Name: Anonymous 2013-06-27 23:34

hey /prog/, an inquiry here, for anyone who knows anything about image compression.
Long story short, me and a few other people are working on a hitbox/frame viewer for Guilty Gear, as well as extracting the Gallery images.
We've successfully extracted the images in binary form, but we can't make sense of them, there appears to be a compression on the images. Does anyone here have any experience in this field?
http://pastebin.com/16HMZzQY Here's a example if you want a quick look
http://www.mediafire.com/?rx88knqj4ym99ul here's a full bin if that helps more

Name: Anonymous 2013-06-29 1:10

Information and Entropy

Any information that results from an observation, a measurement, or an experiment, and that tells us only what we already know, produces no change in the number of possible responses; it does not diminish our uncertainty. The lower the probability that a message or an event will occur, the greater is the information carried by that message. The information obtained by drawing the correct response the first time (I = 32/1) is the inverse of the probability of obtaining this response before the drawing is made, or before the message is received (P = 1/32). Probability and entropy are related by statistical theory (see p. 102). By bringing together the different mathematical expressions, we can see that information is the inverse of the entropy of the physicists- it is the equivalent of an antientropy. The term neguentropy, negative entropy, has been proposed to identify this important property. Information and neguentropy are therefore the equivalents of potential energy.
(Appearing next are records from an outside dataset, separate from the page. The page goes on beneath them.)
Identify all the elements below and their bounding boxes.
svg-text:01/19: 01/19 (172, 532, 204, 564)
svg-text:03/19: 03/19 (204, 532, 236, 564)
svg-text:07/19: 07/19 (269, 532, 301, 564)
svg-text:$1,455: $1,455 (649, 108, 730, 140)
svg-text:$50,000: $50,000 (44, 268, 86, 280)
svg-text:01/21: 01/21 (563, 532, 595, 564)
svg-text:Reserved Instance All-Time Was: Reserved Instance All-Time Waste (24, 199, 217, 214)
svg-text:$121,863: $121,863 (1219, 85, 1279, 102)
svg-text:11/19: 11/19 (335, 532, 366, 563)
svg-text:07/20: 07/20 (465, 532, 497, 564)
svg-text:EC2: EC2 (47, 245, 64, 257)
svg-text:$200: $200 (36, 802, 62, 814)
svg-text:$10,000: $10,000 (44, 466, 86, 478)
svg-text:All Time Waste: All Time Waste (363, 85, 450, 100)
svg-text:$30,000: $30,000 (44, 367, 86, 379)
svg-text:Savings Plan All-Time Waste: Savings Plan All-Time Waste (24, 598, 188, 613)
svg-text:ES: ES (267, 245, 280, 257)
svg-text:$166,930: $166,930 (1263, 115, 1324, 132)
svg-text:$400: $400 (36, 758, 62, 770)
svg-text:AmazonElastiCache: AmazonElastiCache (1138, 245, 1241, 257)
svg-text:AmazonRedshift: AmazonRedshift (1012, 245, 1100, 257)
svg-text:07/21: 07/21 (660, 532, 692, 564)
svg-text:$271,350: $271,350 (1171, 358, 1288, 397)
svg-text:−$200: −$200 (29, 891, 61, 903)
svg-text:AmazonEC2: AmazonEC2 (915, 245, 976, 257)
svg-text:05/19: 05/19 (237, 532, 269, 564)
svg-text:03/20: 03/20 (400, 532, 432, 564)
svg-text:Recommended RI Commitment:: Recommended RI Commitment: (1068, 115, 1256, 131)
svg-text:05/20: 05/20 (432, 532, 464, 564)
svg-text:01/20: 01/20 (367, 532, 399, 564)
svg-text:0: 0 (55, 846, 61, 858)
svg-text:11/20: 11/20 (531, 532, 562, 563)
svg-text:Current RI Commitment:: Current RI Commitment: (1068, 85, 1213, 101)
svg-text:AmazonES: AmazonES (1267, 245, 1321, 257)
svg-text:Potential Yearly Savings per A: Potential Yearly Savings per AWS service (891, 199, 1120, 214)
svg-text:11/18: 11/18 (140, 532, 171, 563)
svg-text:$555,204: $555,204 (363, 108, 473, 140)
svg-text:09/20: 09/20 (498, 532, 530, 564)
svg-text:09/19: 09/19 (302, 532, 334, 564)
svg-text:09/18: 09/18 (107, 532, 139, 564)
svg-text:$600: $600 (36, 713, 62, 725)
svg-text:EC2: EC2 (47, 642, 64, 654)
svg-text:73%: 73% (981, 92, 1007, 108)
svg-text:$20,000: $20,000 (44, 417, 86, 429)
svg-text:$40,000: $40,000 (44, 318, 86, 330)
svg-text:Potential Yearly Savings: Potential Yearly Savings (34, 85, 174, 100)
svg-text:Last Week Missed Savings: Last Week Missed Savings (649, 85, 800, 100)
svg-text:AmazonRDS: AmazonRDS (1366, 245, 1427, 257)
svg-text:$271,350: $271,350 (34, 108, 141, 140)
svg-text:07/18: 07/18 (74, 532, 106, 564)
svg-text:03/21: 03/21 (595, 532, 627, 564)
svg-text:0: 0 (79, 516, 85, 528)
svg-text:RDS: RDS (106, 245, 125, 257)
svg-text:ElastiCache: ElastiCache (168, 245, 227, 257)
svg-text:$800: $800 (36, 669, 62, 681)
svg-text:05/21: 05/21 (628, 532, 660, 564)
The alliance goes further. By choosing suitable constants and values one can express information in thermodynamic units and relate it directly to entropy. We can then calculate the smallest expense of energy needed to generate one bit of information. To obtain an amount of information equal to one bit, we must degrade in entropy a very low but finite and therefore significant quantity of the energy of the universe.
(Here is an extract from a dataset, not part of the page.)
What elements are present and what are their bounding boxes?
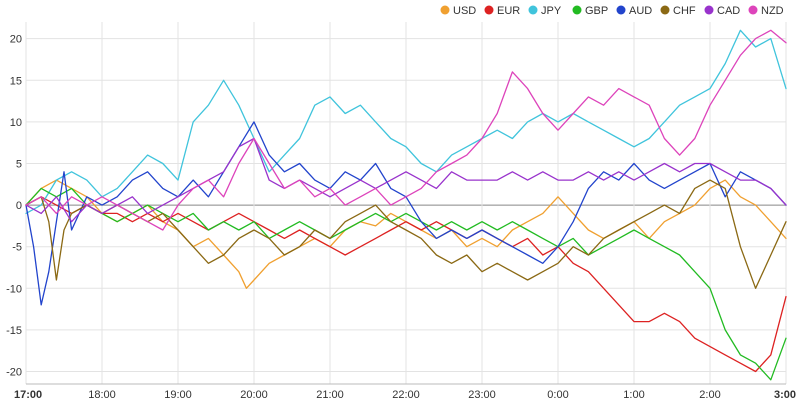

This important finding has led physicists like Leon Brillouin to generalize Carnot's principle in such a way as to express the indissoluble relationship that exists between information acquired by the brain and the variation of entropy in the universe: Every acquisition of knowledge based on an observation or a physical measurement obtained with the help of an instrument uses energy in the laboratory--and therefore some of the energy of the universe.[2]

 Consider an example. The reading of this page involves several elements: the text (printed in black on the paper) ( see notes ), a source of light (natural or artificial), the eye, and the brain. The lamp is the source of neguentropy. It emits a flow of light that is refracted on the succession of black and white segments of the printed words and modulates the light beam that strikes the eye. The eye receives the message and the brain decodes and interprets it. Thus the reader's brain has acquired information. But this must be paid for in energy: the watts of the lamp in exchange for the 24,000 bits of information on the printed page.